From my father’s struggles, I think I’ll now move on to my own. It seems like the place to be, and maybe I can help someone else out along the way and find my voice again.

I have recently been diagnosed with trigeminal neuralgia. Never heard of it? Yea, neither had I.

TN is an issue with the trigeminal (get it?) nerve in your face. For reasons no one is quite sure of, my face hates me. The feeling is mutual these days.

TN manifests itself differently for everyone. For me, it started as a sharp pain on my lower right side of my face when I was eating, like taking a bite and then getting stabbed in the face, sometimes with the added bonus of my right arm getting weak. This went on for months and I just stopped chewing on my right side.

Then it became multiple stabs so that it seemed to be a constant pain. I thought this must be my TMJ coming back. It was always in the afternoon and would last for hours, despite taking anything.

But I’m a bad adult and continued to shrug it off until the night that it was so bad that I was dizzy and my vision blurred and went white, and that was enough to send me to the emergency room to figure out what was causing this. Trust me, all the worst things were going through my mind – in addition to the constant knives.

A night ill-spent in the hospital and several tests later, I was given a depressing diagnosis and told to see a neurologist.

The thing about TN is that it doesn’t show up on CT scans or MRI, there’s no EEG that can determine if you have it, the basically determine that you don’t have anything else, but you have wicked pains in  your face that don’t respond to pain killers. Then they give you anticonvulsants.

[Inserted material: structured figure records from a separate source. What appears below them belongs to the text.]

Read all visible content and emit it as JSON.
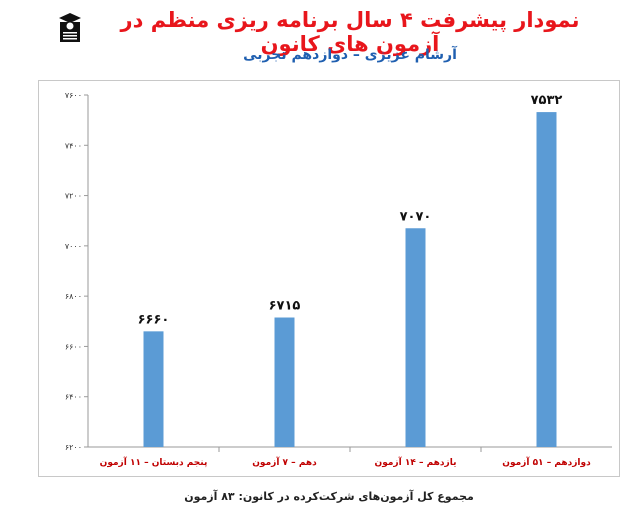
{
  "chart_data": {
    "type": "bar",
    "title": "نمودار پیشرفت ۴ سال برنامه ریزی منظم در آزمون های کانون",
    "subtitle": "آرشام عزیزی – دوازدهم تجربی",
    "categories": [
      "پنجم دبستان – ۱۱ آزمون",
      "دهم – ۷ آزمون",
      "یازدهم – ۱۴ آزمون",
      "دوازدهم – ۵۱ آزمون"
    ],
    "values": [
      6660,
      6715,
      7070,
      7532
    ],
    "data_labels": [
      "۶۶۶۰",
      "۶۷۱۵",
      "۷۰۷۰",
      "۷۵۳۲"
    ],
    "ylim": [
      6200,
      7600
    ],
    "yticks": [
      6200,
      6400,
      6600,
      6800,
      7000,
      7200,
      7400,
      7600
    ],
    "ytick_labels": [
      "۶۲۰۰",
      "۶۴۰۰",
      "۶۶۰۰",
      "۶۸۰۰",
      "۷۰۰۰",
      "۷۲۰۰",
      "۷۴۰۰",
      "۷۶۰۰"
    ],
    "bar_color": "#5b9bd5",
    "category_label_color": "#c00000",
    "grid": false,
    "legend": "none"
  },
  "footer": "مجموع کل آزمون‌های شرکت‌کرده در کانون: ۸۳ آزمون",
  "colors": {
    "title": "#e8161c",
    "subtitle": "#1f5fb0"
  }
}
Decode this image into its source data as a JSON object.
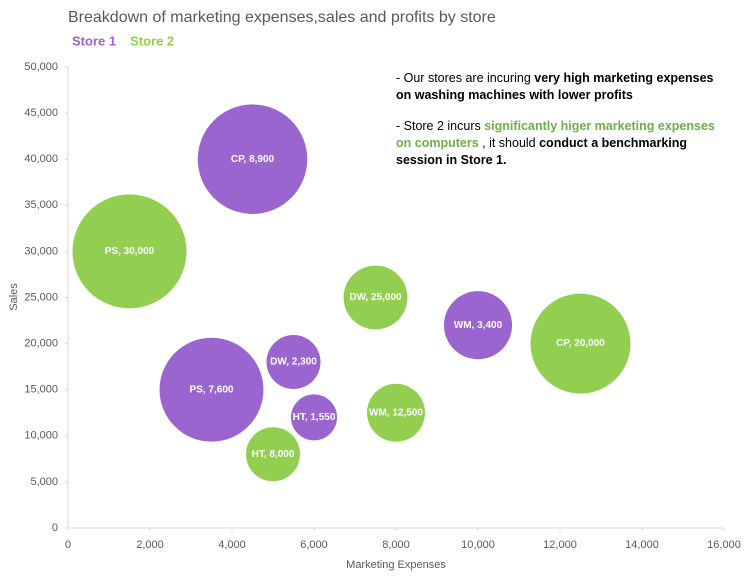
{
  "chart_data": {
    "type": "bubble",
    "title": "Breakdown of marketing expenses,sales and profits by store",
    "x_label": "Marketing Expenses",
    "y_label": "Sales",
    "legend": "top-left",
    "xlim": [
      0,
      16000
    ],
    "xticks": [
      0,
      {
        "value": 2000,
        "label": "2,000"
      },
      {
        "value": 4000,
        "label": "4,000"
      },
      {
        "value": 6000,
        "label": "6,000"
      },
      {
        "value": 8000,
        "label": "8,000"
      },
      {
        "value": 10000,
        "label": "10,000"
      },
      {
        "value": 12000,
        "label": "12,000"
      },
      {
        "value": 14000,
        "label": "14,000"
      },
      {
        "value": 16000,
        "label": "16,000"
      }
    ],
    "ylim": [
      0,
      50000
    ],
    "yticks": [
      0,
      {
        "value": 5000,
        "label": "5,000"
      },
      {
        "value": 10000,
        "label": "10,000"
      },
      {
        "value": 15000,
        "label": "15,000"
      },
      {
        "value": 20000,
        "label": "20,000"
      },
      {
        "value": 25000,
        "label": "25,000"
      },
      {
        "value": 30000,
        "label": "30,000"
      },
      {
        "value": 35000,
        "label": "35,000"
      },
      {
        "value": 40000,
        "label": "40,000"
      },
      {
        "value": 45000,
        "label": "45,000"
      },
      {
        "value": 50000,
        "label": "50,000"
      }
    ],
    "series": [
      {
        "name": "Store 1",
        "color": "#9b65cf",
        "x": [
          4500,
          3500,
          5500,
          6000,
          10000
        ],
        "values": [
          40000,
          15000,
          18000,
          12000,
          22000
        ],
        "sizes": [
          3000,
          2700,
          730,
          530,
          1160
        ],
        "labels": [
          "CP, 8,900",
          "PS, 7,600",
          "DW, 2,300",
          "HT, 1,550",
          "WM, 3,400"
        ]
      },
      {
        "name": "Store 2",
        "color": "#92cf51",
        "x": [
          1500,
          7500,
          12500,
          8000,
          5000
        ],
        "values": [
          30000,
          25000,
          20000,
          12500,
          8000
        ],
        "sizes": [
          3250,
          1020,
          2500,
          840,
          730
        ],
        "labels": [
          "PS, 30,000",
          "DW, 25,000",
          "CP, 20,000",
          "WM, 12,500",
          "HT, 8,000"
        ]
      }
    ],
    "annotations": [
      [
        {
          "text": "- Our stores are incuring ",
          "style": "normal"
        },
        {
          "text": "very high marketing expenses on washing machines with lower  profits",
          "style": "bold"
        }
      ],
      [
        {
          "text": "- Store 2 incurs ",
          "style": "normal"
        },
        {
          "text": "significantly higer marketing expenses on computers",
          "style": "highlight"
        },
        {
          "text": " , it should ",
          "style": "normal"
        },
        {
          "text": "conduct a benchmarking session in Store 1.",
          "style": "bold"
        }
      ]
    ]
  }
}
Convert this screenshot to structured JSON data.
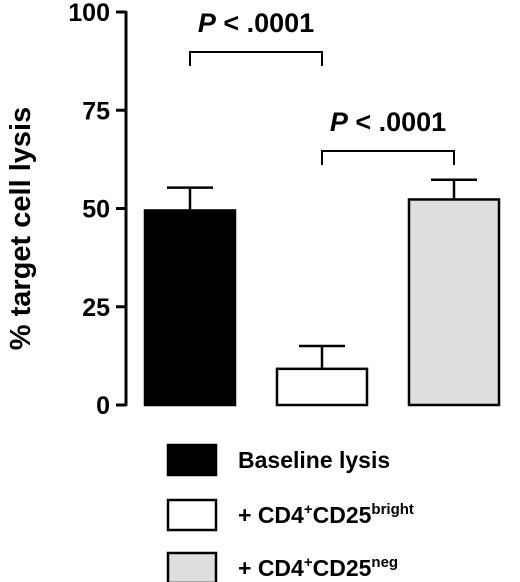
{
  "chart_data": {
    "type": "bar",
    "categories": [
      "Baseline lysis",
      "+ CD4+CD25bright",
      "+ CD4+CD25neg"
    ],
    "values": [
      49.5,
      9.2,
      52.3
    ],
    "errors": [
      5.8,
      5.8,
      5.0
    ],
    "ylabel": "% target cell lysis",
    "ylim": [
      0,
      100
    ],
    "yticks": [
      0,
      25,
      50,
      75,
      100
    ],
    "grid": false,
    "legend_position": "bottom",
    "colors": [
      "#000000",
      "#ffffff",
      "#dedede"
    ],
    "comparisons": [
      {
        "from": 0,
        "to": 1,
        "label_italic": "P",
        "label_rest": " < .0001"
      },
      {
        "from": 1,
        "to": 2,
        "label_italic": "P",
        "label_rest": " < .0001"
      }
    ],
    "legend": [
      {
        "main": "Baseline lysis",
        "sup": "",
        "mid": "",
        "sup2": ""
      },
      {
        "main": "+ CD4",
        "sup": "+",
        "mid": "CD25",
        "sup2": "bright"
      },
      {
        "main": "+ CD4",
        "sup": "+",
        "mid": "CD25",
        "sup2": "neg"
      }
    ]
  }
}
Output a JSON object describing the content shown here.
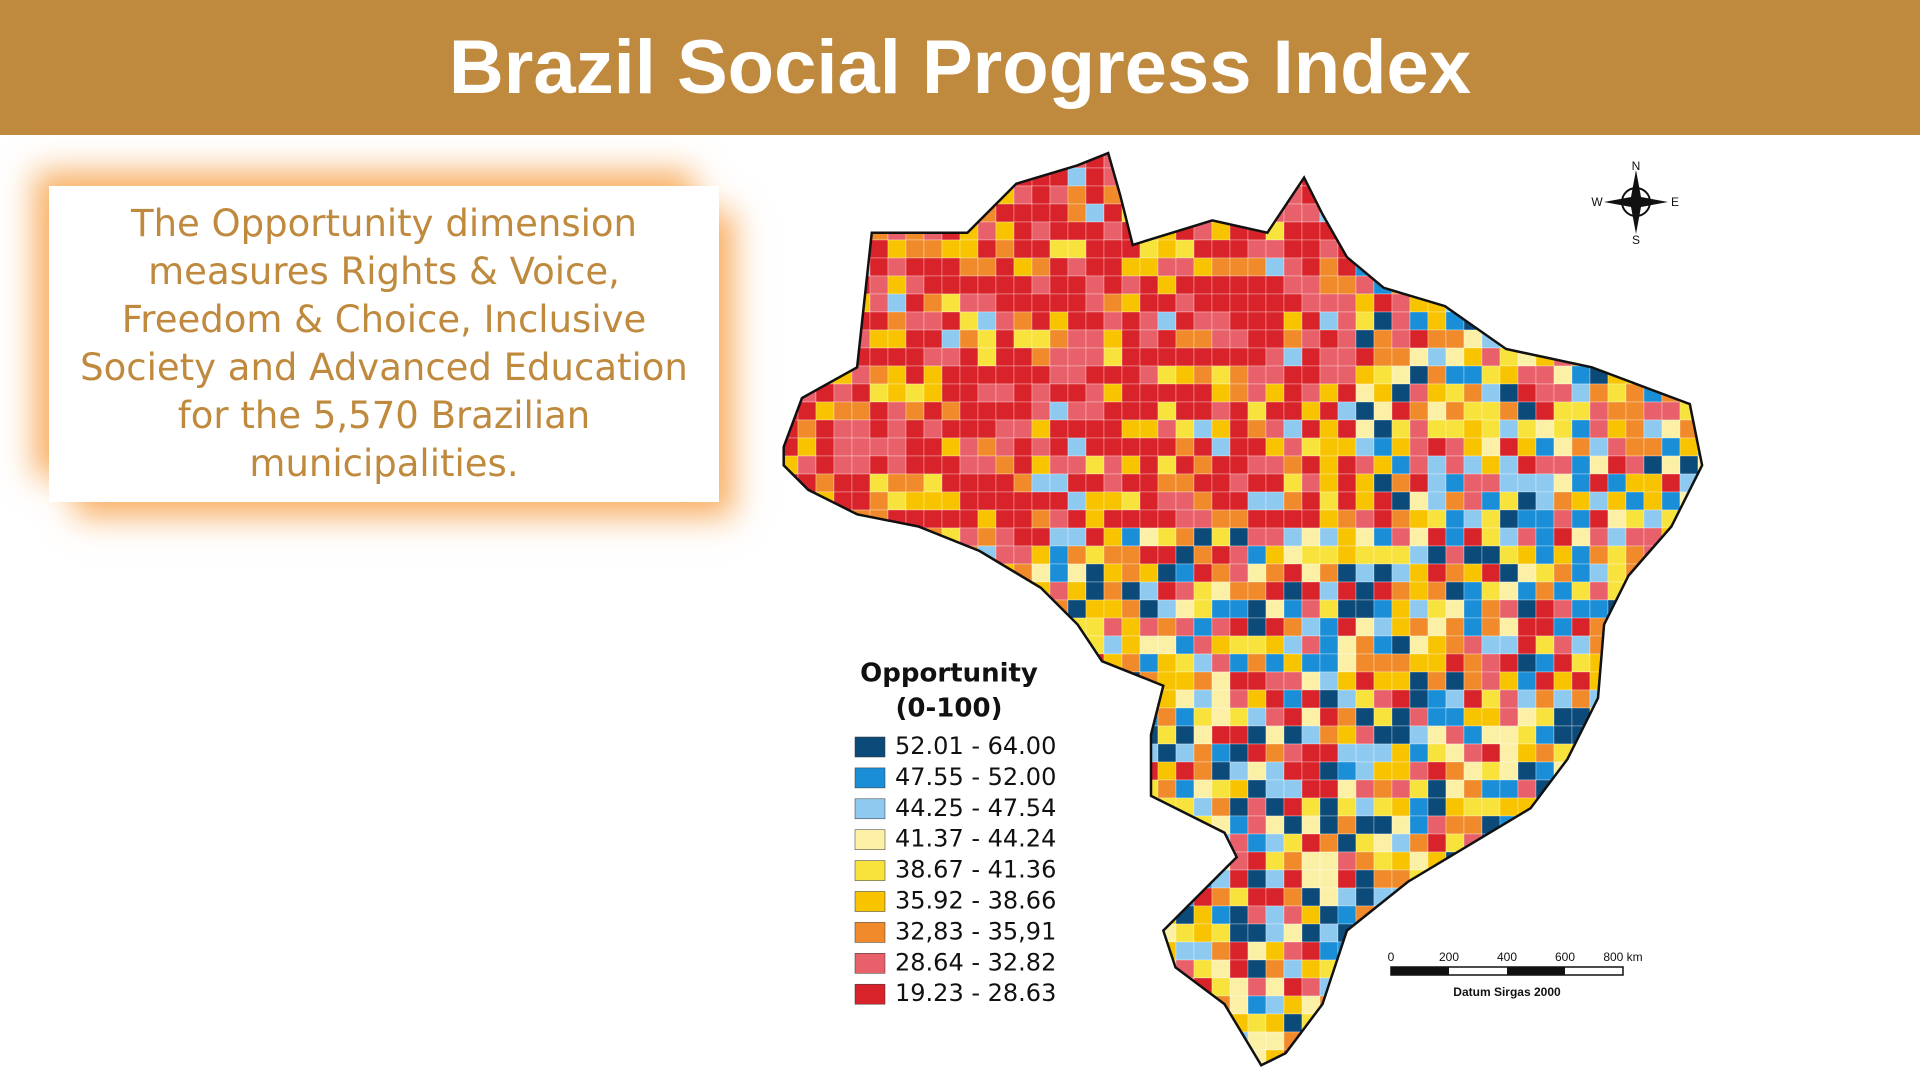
{
  "header": {
    "title": "Brazil Social Progress Index"
  },
  "description": "The Opportunity dimension measures Rights & Voice, Freedom & Choice, Inclusive Society and Advanced Education for the 5,570 Brazilian municipalities.",
  "legend": {
    "title": "Opportunity",
    "subtitle": "(0-100)",
    "items": [
      {
        "label": "52.01 - 64.00",
        "color": "#0c4a7a"
      },
      {
        "label": "47.55 - 52.00",
        "color": "#1a8fd8"
      },
      {
        "label": "44.25 - 47.54",
        "color": "#8ec9ef"
      },
      {
        "label": "41.37 - 44.24",
        "color": "#fbf0a6"
      },
      {
        "label": "38.67 - 41.36",
        "color": "#f8e23c"
      },
      {
        "label": "35.92 - 38.66",
        "color": "#f8c400"
      },
      {
        "label": "32,83 - 35,91",
        "color": "#f08a2a"
      },
      {
        "label": "28.64 - 32.82",
        "color": "#e8606a"
      },
      {
        "label": "19.23 - 28.63",
        "color": "#d8232a"
      }
    ]
  },
  "compass": {
    "n": "N",
    "s": "S",
    "e": "E",
    "w": "W"
  },
  "scale_bar": {
    "ticks": [
      "0",
      "200",
      "400",
      "600",
      "800 km"
    ],
    "caption": "Datum Sirgas 2000"
  }
}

And those were magic pills. For a couple of weeks and then the pain was back with a vengeance and it is the most disheartening thing about being told you have a chronic pain condition. I have spent hours crying over the electrified knives being shoved in to my face and an inability to sleep. I understand why it’s called the Suicide Disease, because when your own face is your worst enemy and the act of eating is torture and don’t get me started on brushing your teeth, staying positive is hard.